In Harvard, this morning, Don Fraser gave a talk at the Bayesian, Fiducial, and Frequentist conference where he repeated [as shown by the above quote] the rather harsh criticisms on Bayesian inference he published last year in Statistical Science. And which I discussed a few days ago. The “wrongness” of Bayes starts with the completely arbitrary choice of the prior, which Don sees as unacceptable, and then increases because the credible regions are not confident regions, outside natural parameters from exponential families (Welch and Peers, 1963). And one-dimensional parameters using the profile likelihood (although I cannot find a proper definition of what the profile likelihood is in the paper, apparently a plug-in version that is not a genuine likelihood, hence somewhat falling under the same this-is-not-a-true-probability cleaver as the disputed Bayesian approach).

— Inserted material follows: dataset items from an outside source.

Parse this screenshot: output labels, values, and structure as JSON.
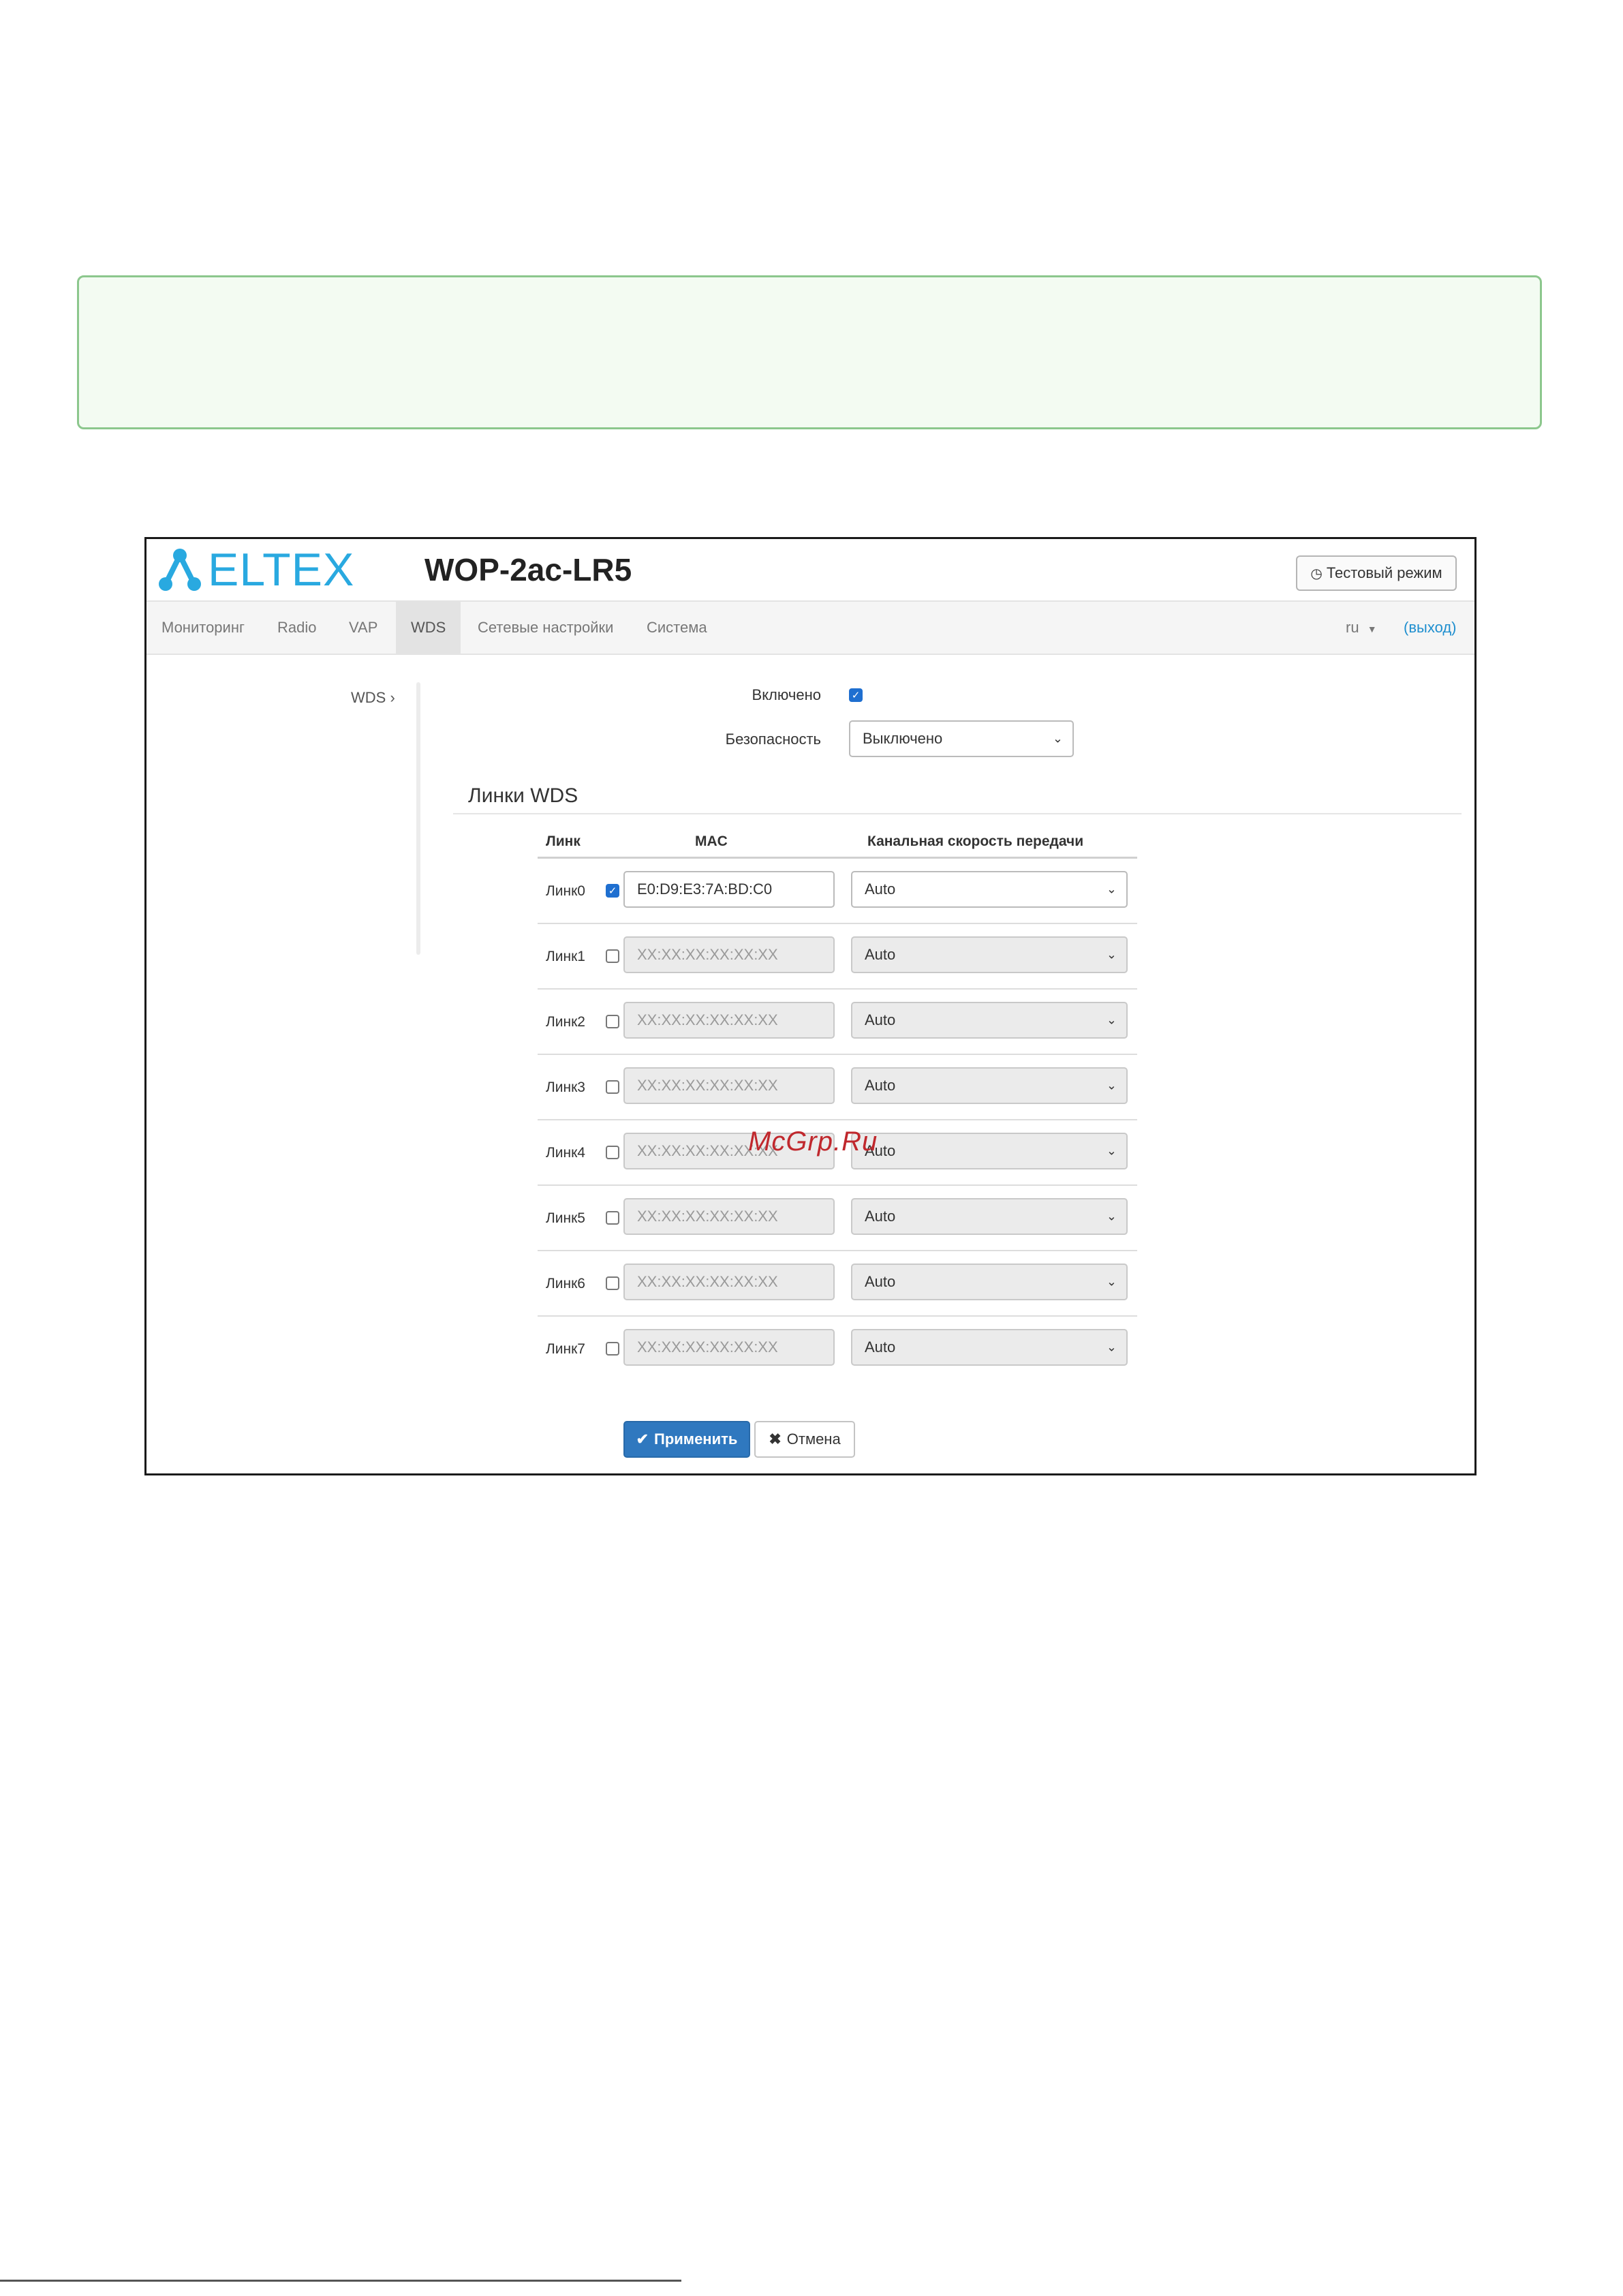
{
  "header": {
    "logo_text": "ELTEX",
    "device_title": "WOP-2ac-LR5",
    "test_mode_button": "Тестовый режим"
  },
  "nav": {
    "items": [
      {
        "label": "Мониторинг"
      },
      {
        "label": "Radio"
      },
      {
        "label": "VAP"
      },
      {
        "label": "WDS",
        "active": true
      },
      {
        "label": "Сетевые настройки"
      },
      {
        "label": "Система"
      }
    ],
    "language": "ru",
    "logout": "(выход)"
  },
  "sidebar": {
    "items": [
      {
        "label": "WDS"
      }
    ]
  },
  "form": {
    "enabled_label": "Включено",
    "enabled_checked": true,
    "security_label": "Безопасность",
    "security_value": "Выключено"
  },
  "links_section": {
    "title": "Линки WDS",
    "columns": [
      "Линк",
      "MAC",
      "Канальная скорость передачи"
    ],
    "rows": [
      {
        "label": "Линк0",
        "checked": true,
        "mac": "E0:D9:E3:7A:BD:C0",
        "rate": "Auto",
        "disabled": false
      },
      {
        "label": "Линк1",
        "checked": false,
        "mac_placeholder": "XX:XX:XX:XX:XX:XX",
        "rate": "Auto",
        "disabled": true
      },
      {
        "label": "Линк2",
        "checked": false,
        "mac_placeholder": "XX:XX:XX:XX:XX:XX",
        "rate": "Auto",
        "disabled": true
      },
      {
        "label": "Линк3",
        "checked": false,
        "mac_placeholder": "XX:XX:XX:XX:XX:XX",
        "rate": "Auto",
        "disabled": true
      },
      {
        "label": "Линк4",
        "checked": false,
        "mac_placeholder": "XX:XX:XX:XX:XX:XX",
        "rate": "Auto",
        "disabled": true
      },
      {
        "label": "Линк5",
        "checked": false,
        "mac_placeholder": "XX:XX:XX:XX:XX:XX",
        "rate": "Auto",
        "disabled": true
      },
      {
        "label": "Линк6",
        "checked": false,
        "mac_placeholder": "XX:XX:XX:XX:XX:XX",
        "rate": "Auto",
        "disabled": true
      },
      {
        "label": "Линк7",
        "checked": false,
        "mac_placeholder": "XX:XX:XX:XX:XX:XX",
        "rate": "Auto",
        "disabled": true
      }
    ]
  },
  "actions": {
    "apply": "Применить",
    "cancel": "Отмена"
  },
  "watermark": "McGrp.Ru",
  "colors": {
    "brand": "#29a9e0",
    "primary_button": "#2f78bf",
    "link": "#1f8fcf",
    "note_border": "#8cc78d",
    "checkbox_checked": "#1f6fd0"
  }
}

“I expect we’re all missing something, but I do not know what it is.” D.R. Cox, Statistical Science, 1994

And then Nancy Reid delivered a plenary lecture “Are we converging?” on the afternoon that compared most principles (including objective if not subjective Bayes) against different criteria, like consistency, nuisance elimination, calibration, meaning of probability, and so on.  In an highly analytic if pessimistic panorama. (The talk should be available on line at some point soon.)

4 Responses to “Bayes is typically wrong…”

  1. For something that is “typically wrong”, it’s amazing how often it’s right!

    His is an old, hackneyed, “frequentist” argument that doesn’t hold up any longer in today’s digital powered world.

  2. That “1996” is a typo in Reid’s presentation; the actual date is 1994. I don’t know if you did this on purpose, but hilariously the quote itself is missing something: the word “know”.

    • Indeed the typo of forgetting know [now corrected] is hilarious. This is what happens when blogging during an interesting talk, while jet-lagged and on (tea) caffeine for too long… And thanks for providing a set of slides that comes close to the one Nancy presented yesterday.